This week's Answer: "Unburning
Out"
Yes, Amy, I do have some
advice. You might want to get an eye exam and find
out if you need glasses, and then see if you can see your
script. If you can't, then I recommend a second eye
doctor. See?
Actually, I believe you're referring
to a phenomenon that many screenwriters, including myself,
experience. There seems to be a type of threshold
one can reach after one has been working on a screenplay
assiduously and continuously for a long period of time
(and that threshold is the one at your front door that you
cross over after working on a screenplay for hours and go
running into the street, yelling "I'm mad as hell and
I'm not going to write anymore!")
The words that you've painstakingly
strung together like those icicle lights that hang from
people's houses all year long suddenly don't seem to make
sense; they stop registering in that part of your brain
where the little screenwriters live and work
overtime. Some screenwriters (not the little ones)
call this "burnout." I think a better way
of looking at is as a need for fresh eyes (which I hear
you can buy at any local farmer's market).
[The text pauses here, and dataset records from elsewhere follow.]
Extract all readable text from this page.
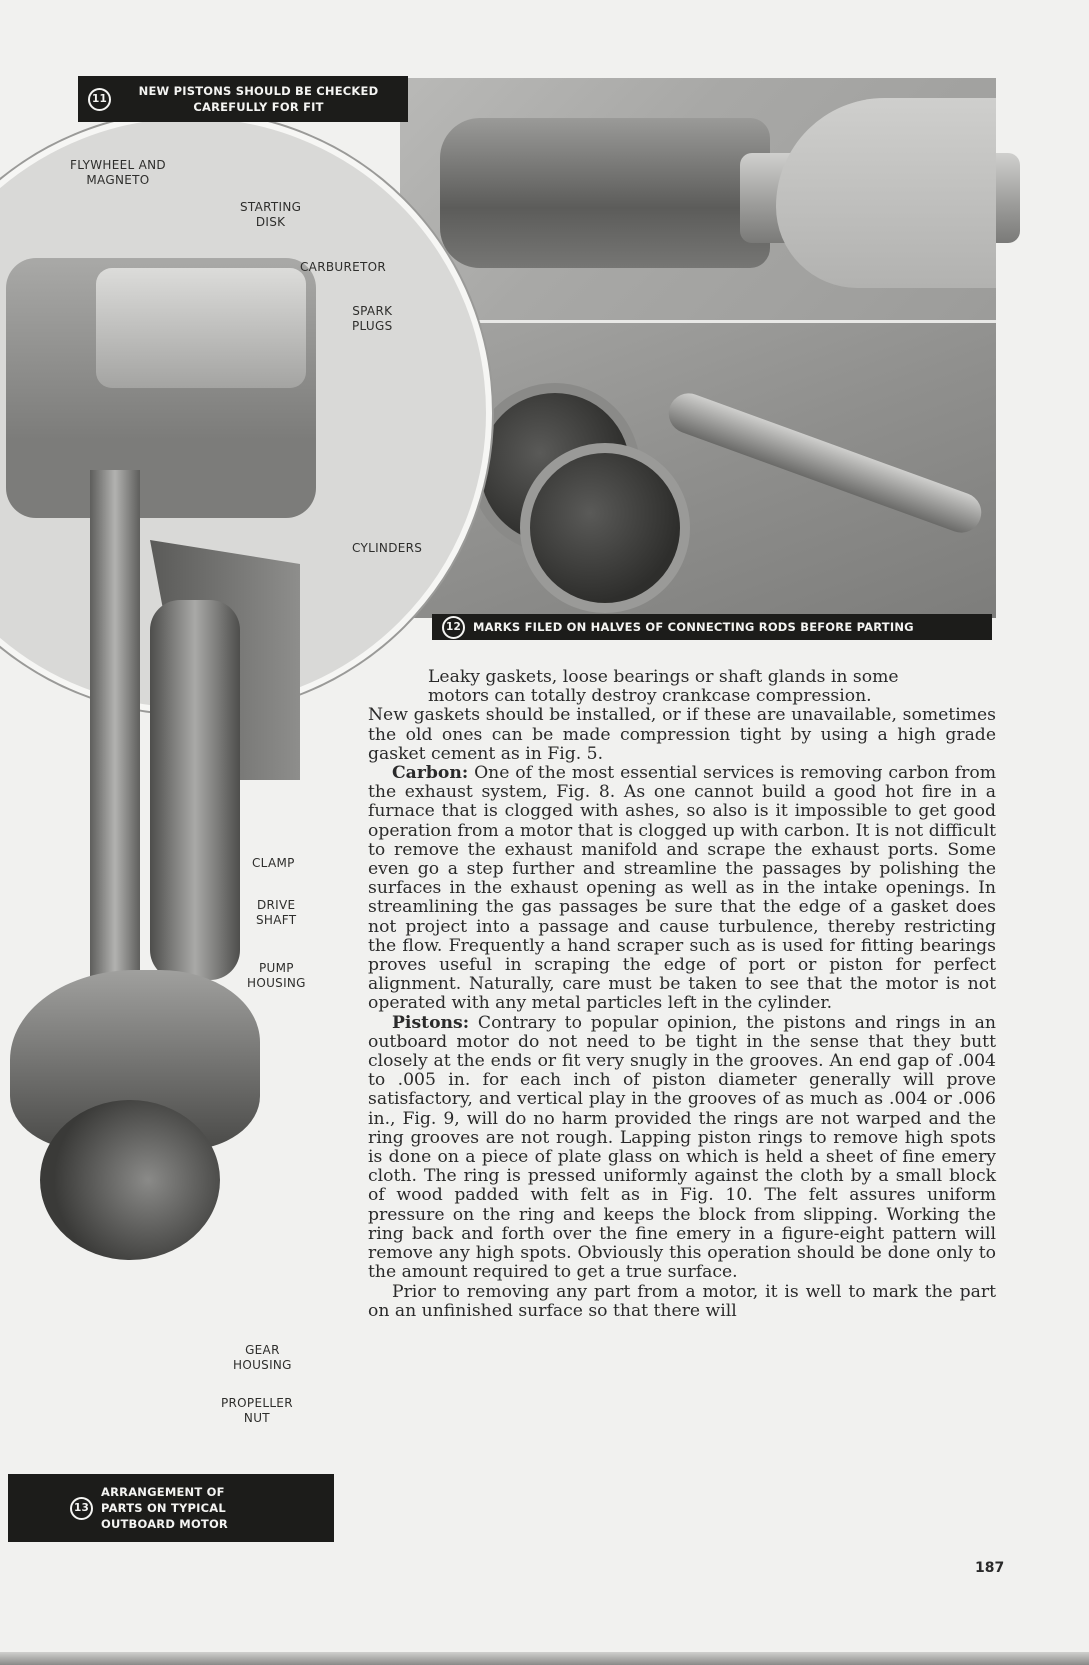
11
NEW PISTONS SHOULD BE CHECKED
CAREFULLY FOR FIT
12	MARKS FILED ON HALVES OF CONNECTING RODS BEFORE PARTING
13
ARRANGEMENT OF
PARTS ON TYPICAL
OUTBOARD MOTOR
FLYWHEEL AND
MAGNETO
STARTING
DISK
CARBURETOR
SPARK
PLUGS
CYLINDERS
CLAMP
DRIVE
SHAFT
PUMP
HOUSING
GEAR
HOUSING
PROPELLER
NUT

Leaky gaskets, loose bearings or shaft glands in some
motors can totally destroy crankcase compression.
New gaskets should be installed, or if these are unavailable, sometimes the old ones can be made compression tight by using a high grade gasket cement as in Fig. 5.

Carbon: One of the most essential services is removing carbon from the exhaust system, Fig. 8. As one cannot build a good hot fire in a furnace that is clogged with ashes, so also is it impossible to get good operation from a motor that is clogged up with carbon. It is not difficult to remove the exhaust manifold and scrape the exhaust ports. Some even go a step further and streamline the passages by polishing the surfaces in the exhaust opening as well as in the intake openings. In streamlining the gas passages be sure that the edge of a gasket does not project into a passage and cause turbulence, thereby restricting the flow. Frequently a hand scraper such as is used for fitting bearings proves useful in scraping the edge of port or piston for perfect alignment. Naturally, care must be taken to see that the motor is not operated with any metal particles left in the cylinder.

Pistons: Contrary to popular opinion, the pistons and rings in an outboard motor do not need to be tight in the sense that they butt closely at the ends or fit very snugly in the grooves. An end gap of .004 to .005 in. for each inch of piston diameter generally will prove satisfactory, and vertical play in the grooves of as much as .004 or .006 in., Fig. 9, will do no harm provided the rings are not warped and the ring grooves are not rough. Lapping piston rings to remove high spots is done on a piece of plate glass on which is held a sheet of fine emery cloth. The ring is pressed uniformly against the cloth by a small block of wood padded with felt as in Fig. 10. The felt assures uniform pressure on the ring and keeps the block from slipping. Working the ring back and forth over the fine emery in a figure-eight pattern will remove any high spots. Obviously this operation should be done only to the amount required to get a true surface.

Prior to removing any part from a motor, it is well to mark the part on an unfinished surface so that there will

187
Sometimes
the mind needs to have its palate cleansed. (Please excuse
the mixed body parts -- unless you happen to be writing a
horror.) Amy, and all you readers who relate
to Amy's predicament, my guess is that you haven't taken
enough breaks between your writing sessions and have
overloaded your "screenwriting senses."
When that happens, the tendency is to, not only see it
unclearly, but to also see it through hypercritical
eyes. The fact is that anything you look at too long
is going to lose its initial attraction and compelling
nature to you. (Case in point: You in the
mirror.) So what's the answer? Simple:
Write as long as you want. Just be sure to take
plenty of breaks.
And go string up some icicle lights.